Pickup truck sales are doing much better than this time last year in just about every category, riding a tall and strong wave of production and product investment. Since Toyota produces both — its pickups — the midsize Tacoma and half-ton Tundra — at the same plant in San Antonio, it has a unique opportunity to increase production of both of its trucks with a single plant investment. To accomplish this, Toyota will add 275 people to the Toyota Motor Manufacturing Texas assembly plant by the summer of 2016.
According to a spokesperson for Toyota, strong pickup truck demand is the reason it will add employees and invest $26 million to improve the production facility. That will allow Toyota to implement a new work schedule designed to add tens of thousands of new pickup trucks to its year-end totals.

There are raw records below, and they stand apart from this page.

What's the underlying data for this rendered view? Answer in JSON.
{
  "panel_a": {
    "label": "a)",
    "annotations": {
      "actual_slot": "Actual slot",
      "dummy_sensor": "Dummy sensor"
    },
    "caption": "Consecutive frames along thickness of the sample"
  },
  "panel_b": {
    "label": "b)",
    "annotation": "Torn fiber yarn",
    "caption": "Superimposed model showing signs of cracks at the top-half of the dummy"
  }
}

After production of the Toyota Tacoma moved to the San Antonio plant in 2010, the plant was able to produce up to 200,000 vehicles per year without overtime or Saturday production. However, in the last two years the plant has produced around 230,000 pickups per year through overtime and some Saturday production. This new investment in people and plant upgrades, which will include a six-day work week (Monday through Saturday), should add somewhere in the neighborhood of 50,000 additional pickups per year to total capacity, putting the plant's potential maximum capacity close to 275,000 trucks.
At this stage, Toyota is not saying how it will split the extra units between the Tacoma and the Tundra but our guess is as more people get the chance to drive and see the 2016 Tacoma, dealerships will have trouble keeping the midsize-segment leader on the lots.